En effet, bien que les CPGE aient joui d'un certain nombre de réformes visant à leur démocratisation, C. Baudelot et al. (2003), à propos du recrutement des CPGE, soulignaient dans leur analyse diachronique des vingt dernières années la constance et les permanences statistiques. L'idéal type de l'élève de CPGE pouvait ainsi se résumer à un jeune garçon de milieu favorisé ayant obtenu un baccalauréat scientifique avec mention. Même si les auteurs avaient à l'époque pensé que les filles et les élèves des séries technologiques, jusque-là sous-représentés, constitueraient à l'avenir de nouveaux viviers pour cette filière, les analyses plus récentes (Gateaud, 2012 ; Dutercq et Masy, 2015) ont confirmé la persistance des inégalités d'accès à cette filière.
Notre présentation visera en ce sens à une meilleure compréhension des inégalités d'accès aux CPGE en s'attachant tout particulièrement à éclairer les effets des politiques d'ouverture sociale menées ces dernières années.
Références bibliographiques :
Gateaud, G. (2012), les étudiants des classes préparatoires aux grandes écoles. Rentrée 2011, Note d'information. Enseignement supérieur et Recherche, 12.02, MESR-SIES, avril 2012.

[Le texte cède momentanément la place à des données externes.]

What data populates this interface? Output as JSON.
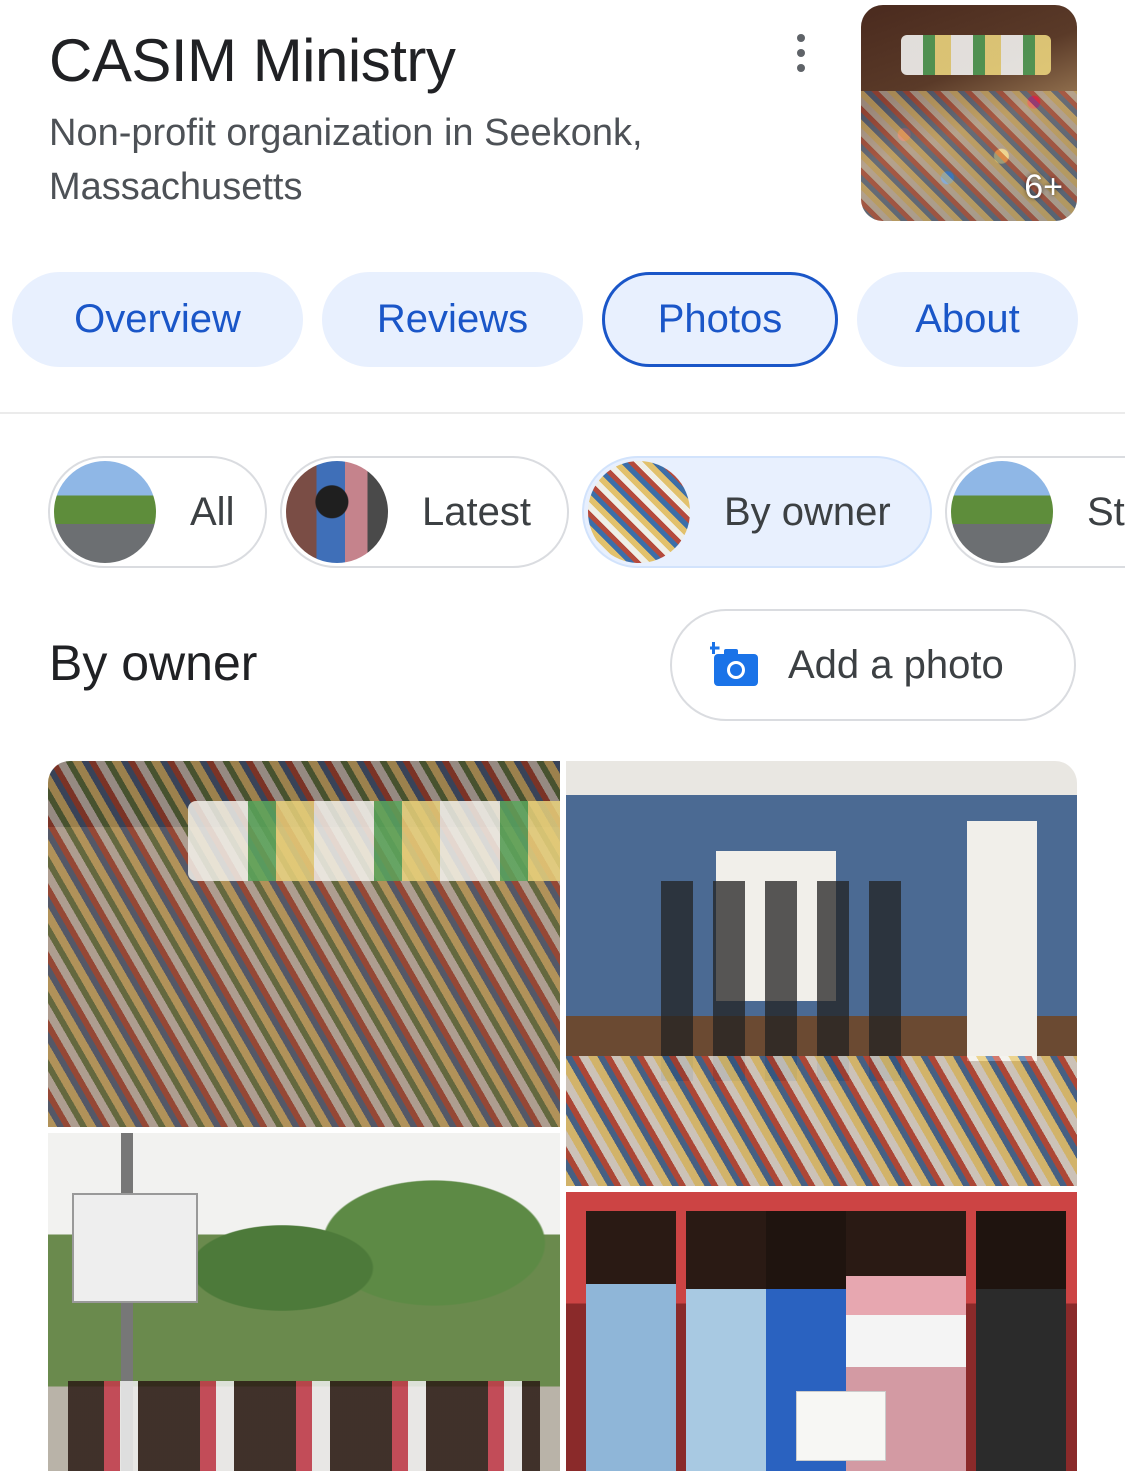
{
  "header": {
    "title": "CASIM Ministry",
    "subtitle": "Non-profit organization in Seekonk, Massachusetts",
    "hero_photo_count": "6+",
    "more_icon": "more-vert-icon"
  },
  "tabs": [
    {
      "label": "Overview",
      "active": false
    },
    {
      "label": "Reviews",
      "active": false
    },
    {
      "label": "Photos",
      "active": true
    },
    {
      "label": "About",
      "active": false
    }
  ],
  "photo_filters": [
    {
      "label": "All",
      "active": false
    },
    {
      "label": "Latest",
      "active": false
    },
    {
      "label": "By owner",
      "active": true
    },
    {
      "label": "St",
      "active": false
    }
  ],
  "section": {
    "title": "By owner",
    "add_photo_label": "Add a photo",
    "add_photo_icon": "add-photo-camera-icon"
  },
  "colors": {
    "accent": "#1a56c8",
    "chip_active_bg": "#e8f0fe",
    "text_primary": "#202124",
    "text_secondary": "#4d5156"
  }
}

Baudelot, C. et al. (2003, mai). Les CPGE au fil du temps. Actes du colloque démocratie, classes préparatoires aux grandes écoles. Paris. France
Dutercq, Y. et Masy, J. (à paraître), Origine sociale des étudiants de CPGE : quelles évolutions ? Rapport sur les inégalités scolaires d'origine sociale, ethnio-cultuelle : une possible amplification ? CNESCO. Paris.
Gateaud, G. (2012), les étudiants des classes préparatoires aux grandes écoles. Rentrée 2011, Note d'information. Enseignement supérieur et Recherche, 12.02, MESR-SIES, avril 2012.
Merle, P. (2009). La démocratisation de l'enseignement, Paris, La Découverte.